The Examining Attorney refused registration, a decision affirmed on appeal by the TTAB, based on the determination that Applicant was involved in a per se violation of the law.

Here it seems as if the Applicant was attempting to get around the law by registering its mark for ancillary goods/services that were not actually used in commerce with the applied for mark. If the Applicant had excluded marijuana in its description of “goods/services” the application may have been successful, assuming Applicant did in fact distribute herbs other than marijuana and could produce a specimen depicting such use.

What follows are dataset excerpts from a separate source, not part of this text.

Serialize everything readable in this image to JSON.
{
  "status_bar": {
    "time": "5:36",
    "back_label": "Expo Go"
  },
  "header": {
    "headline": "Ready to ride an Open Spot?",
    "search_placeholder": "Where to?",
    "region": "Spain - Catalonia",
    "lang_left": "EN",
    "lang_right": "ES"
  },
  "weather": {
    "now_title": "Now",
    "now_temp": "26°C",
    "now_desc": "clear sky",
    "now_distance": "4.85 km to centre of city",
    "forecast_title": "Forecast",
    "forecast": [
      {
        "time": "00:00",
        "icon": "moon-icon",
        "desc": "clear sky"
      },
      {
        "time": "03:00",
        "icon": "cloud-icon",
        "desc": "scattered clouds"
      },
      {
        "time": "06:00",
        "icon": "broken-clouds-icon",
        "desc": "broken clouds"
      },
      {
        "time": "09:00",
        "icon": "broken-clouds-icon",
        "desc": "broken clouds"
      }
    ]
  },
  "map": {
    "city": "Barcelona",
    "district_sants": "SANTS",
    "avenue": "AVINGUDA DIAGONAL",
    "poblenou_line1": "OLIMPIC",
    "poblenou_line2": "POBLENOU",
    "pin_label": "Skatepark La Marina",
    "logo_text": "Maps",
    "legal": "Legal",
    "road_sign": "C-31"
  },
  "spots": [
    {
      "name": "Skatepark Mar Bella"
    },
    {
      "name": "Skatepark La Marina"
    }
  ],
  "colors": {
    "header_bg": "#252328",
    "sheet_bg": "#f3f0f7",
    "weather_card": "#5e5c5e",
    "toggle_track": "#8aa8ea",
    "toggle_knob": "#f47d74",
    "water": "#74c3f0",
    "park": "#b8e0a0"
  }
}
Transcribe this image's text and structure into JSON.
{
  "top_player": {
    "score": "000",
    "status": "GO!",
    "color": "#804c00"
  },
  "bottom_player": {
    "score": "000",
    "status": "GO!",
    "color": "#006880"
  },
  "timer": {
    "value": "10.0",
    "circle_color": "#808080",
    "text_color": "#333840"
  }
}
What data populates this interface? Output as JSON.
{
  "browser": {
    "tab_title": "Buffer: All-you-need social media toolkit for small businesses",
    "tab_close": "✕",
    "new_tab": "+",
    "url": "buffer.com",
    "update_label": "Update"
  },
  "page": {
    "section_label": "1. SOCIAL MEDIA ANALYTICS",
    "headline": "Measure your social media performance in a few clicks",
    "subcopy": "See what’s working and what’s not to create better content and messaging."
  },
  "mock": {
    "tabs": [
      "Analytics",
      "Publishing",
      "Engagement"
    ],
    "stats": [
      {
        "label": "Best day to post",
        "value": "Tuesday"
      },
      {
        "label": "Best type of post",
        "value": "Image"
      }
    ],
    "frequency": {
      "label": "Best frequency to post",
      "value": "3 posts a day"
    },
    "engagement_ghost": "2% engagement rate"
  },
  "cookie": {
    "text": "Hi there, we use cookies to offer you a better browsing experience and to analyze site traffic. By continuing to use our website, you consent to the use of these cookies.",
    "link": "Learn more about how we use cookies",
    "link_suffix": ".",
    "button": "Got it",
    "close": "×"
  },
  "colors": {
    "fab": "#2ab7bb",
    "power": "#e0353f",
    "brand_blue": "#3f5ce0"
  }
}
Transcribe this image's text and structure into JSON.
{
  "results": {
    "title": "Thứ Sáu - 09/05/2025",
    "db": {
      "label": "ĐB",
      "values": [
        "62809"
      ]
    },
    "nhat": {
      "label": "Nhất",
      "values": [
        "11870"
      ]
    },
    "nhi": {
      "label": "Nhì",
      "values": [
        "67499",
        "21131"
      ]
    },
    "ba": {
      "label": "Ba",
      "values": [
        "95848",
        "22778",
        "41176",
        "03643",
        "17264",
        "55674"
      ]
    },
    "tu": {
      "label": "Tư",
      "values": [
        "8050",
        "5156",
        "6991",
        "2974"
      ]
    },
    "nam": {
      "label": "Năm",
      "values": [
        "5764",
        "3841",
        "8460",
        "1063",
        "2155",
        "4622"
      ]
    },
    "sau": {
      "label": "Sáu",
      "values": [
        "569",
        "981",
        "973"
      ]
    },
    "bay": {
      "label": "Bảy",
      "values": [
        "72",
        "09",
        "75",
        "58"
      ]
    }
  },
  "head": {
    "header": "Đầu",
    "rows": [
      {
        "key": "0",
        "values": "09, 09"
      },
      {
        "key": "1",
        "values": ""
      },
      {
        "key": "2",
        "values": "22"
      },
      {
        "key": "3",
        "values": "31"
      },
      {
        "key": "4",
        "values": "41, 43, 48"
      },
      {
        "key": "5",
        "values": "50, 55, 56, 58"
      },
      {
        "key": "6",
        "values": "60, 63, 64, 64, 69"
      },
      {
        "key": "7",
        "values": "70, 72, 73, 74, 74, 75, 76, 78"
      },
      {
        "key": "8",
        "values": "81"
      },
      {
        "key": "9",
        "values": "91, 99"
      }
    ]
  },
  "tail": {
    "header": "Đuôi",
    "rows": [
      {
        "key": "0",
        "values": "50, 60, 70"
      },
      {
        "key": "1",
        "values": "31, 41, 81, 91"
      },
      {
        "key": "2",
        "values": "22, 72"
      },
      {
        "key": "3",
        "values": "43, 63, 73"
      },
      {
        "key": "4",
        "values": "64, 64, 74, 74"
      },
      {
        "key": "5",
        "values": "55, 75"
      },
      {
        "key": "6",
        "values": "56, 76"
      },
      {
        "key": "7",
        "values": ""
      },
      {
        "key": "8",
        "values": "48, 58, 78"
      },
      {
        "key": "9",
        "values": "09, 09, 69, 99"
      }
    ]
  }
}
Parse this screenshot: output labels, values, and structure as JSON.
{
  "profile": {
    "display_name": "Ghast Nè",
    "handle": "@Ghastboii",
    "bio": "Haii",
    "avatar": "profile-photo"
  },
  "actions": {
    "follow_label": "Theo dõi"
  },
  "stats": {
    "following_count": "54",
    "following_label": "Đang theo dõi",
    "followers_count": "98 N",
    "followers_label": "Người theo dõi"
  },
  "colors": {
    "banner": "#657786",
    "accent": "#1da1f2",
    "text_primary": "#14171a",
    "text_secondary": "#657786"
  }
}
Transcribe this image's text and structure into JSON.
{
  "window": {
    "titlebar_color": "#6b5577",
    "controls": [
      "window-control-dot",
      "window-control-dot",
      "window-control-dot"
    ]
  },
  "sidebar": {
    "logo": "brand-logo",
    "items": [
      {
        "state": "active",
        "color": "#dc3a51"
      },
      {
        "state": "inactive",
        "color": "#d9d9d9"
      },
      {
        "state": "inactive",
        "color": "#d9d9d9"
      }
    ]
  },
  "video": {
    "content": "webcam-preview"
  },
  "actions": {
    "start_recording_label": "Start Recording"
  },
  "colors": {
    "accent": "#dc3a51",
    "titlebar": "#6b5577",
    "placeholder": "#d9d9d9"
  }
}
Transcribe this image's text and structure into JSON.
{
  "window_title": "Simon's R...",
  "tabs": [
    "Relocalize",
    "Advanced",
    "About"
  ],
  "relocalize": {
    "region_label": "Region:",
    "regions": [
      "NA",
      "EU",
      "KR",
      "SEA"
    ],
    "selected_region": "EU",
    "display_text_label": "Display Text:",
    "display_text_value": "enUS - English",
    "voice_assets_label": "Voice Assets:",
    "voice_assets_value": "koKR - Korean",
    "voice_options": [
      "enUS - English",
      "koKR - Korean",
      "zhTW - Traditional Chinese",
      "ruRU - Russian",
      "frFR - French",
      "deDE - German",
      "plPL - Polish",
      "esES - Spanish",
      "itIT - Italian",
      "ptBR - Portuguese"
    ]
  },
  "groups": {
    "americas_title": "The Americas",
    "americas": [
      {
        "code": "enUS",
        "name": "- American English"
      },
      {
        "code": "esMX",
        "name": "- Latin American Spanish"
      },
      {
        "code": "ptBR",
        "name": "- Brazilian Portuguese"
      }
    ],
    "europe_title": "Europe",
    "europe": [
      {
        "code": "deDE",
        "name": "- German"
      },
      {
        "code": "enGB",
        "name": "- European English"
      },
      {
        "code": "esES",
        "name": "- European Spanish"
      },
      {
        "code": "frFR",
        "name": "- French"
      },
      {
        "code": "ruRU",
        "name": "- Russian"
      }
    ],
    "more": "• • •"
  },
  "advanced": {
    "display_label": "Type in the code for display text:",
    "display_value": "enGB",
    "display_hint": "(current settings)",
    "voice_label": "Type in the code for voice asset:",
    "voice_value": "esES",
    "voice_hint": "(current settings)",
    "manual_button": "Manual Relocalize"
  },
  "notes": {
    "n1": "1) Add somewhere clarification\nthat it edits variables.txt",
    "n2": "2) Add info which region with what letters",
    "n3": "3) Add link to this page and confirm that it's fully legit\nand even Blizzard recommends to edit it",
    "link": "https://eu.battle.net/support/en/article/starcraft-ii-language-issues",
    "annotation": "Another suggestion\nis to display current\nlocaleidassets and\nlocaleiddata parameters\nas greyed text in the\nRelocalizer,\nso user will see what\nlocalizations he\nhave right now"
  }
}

Potential State Registration

Despite the challenges with federal registration, not all hope is lost. In addition to federal law, trademark rights can arise under state and at common law. It should be noted, however, that with respect to marijuana related goods/service, these rights will be recognized only in those states where such goods/service are legal. In general, “common law” trademark rights are established simply when a trademark is used in connection with goods and services; however, these rights are limited to the geographic scope in which the connected goods and/or services are sold or rendered. To expand on those rights, a trademark owner can file a trademark registration in the state in which the connected goods and/or services are sold or rendered. In general, common law and state law trademark rights are only enforceable against other related products and services sold or advertised in that state.

Conclusion

The takeaway here is to remain vigilant about securing and protecting your trademark rights under state and common law where permissible, and taking steps to secure federal registration to the extent possible. To overcome the increasing scrutiny of the PTO, a company should consider providing goods/services that are ancillary to the marijuana related aspects of the, for example, informational services, education and training, clothing or dishware – just be sure to submit a proper specimen that shows the mark used in connection with the ancillary goods/services. In addition, companies should be prepared to rapid fire applications with respect to their marijuana related trademarks or unlawful goods if, or when, marijuana is no longer considered unlawful under the CSA.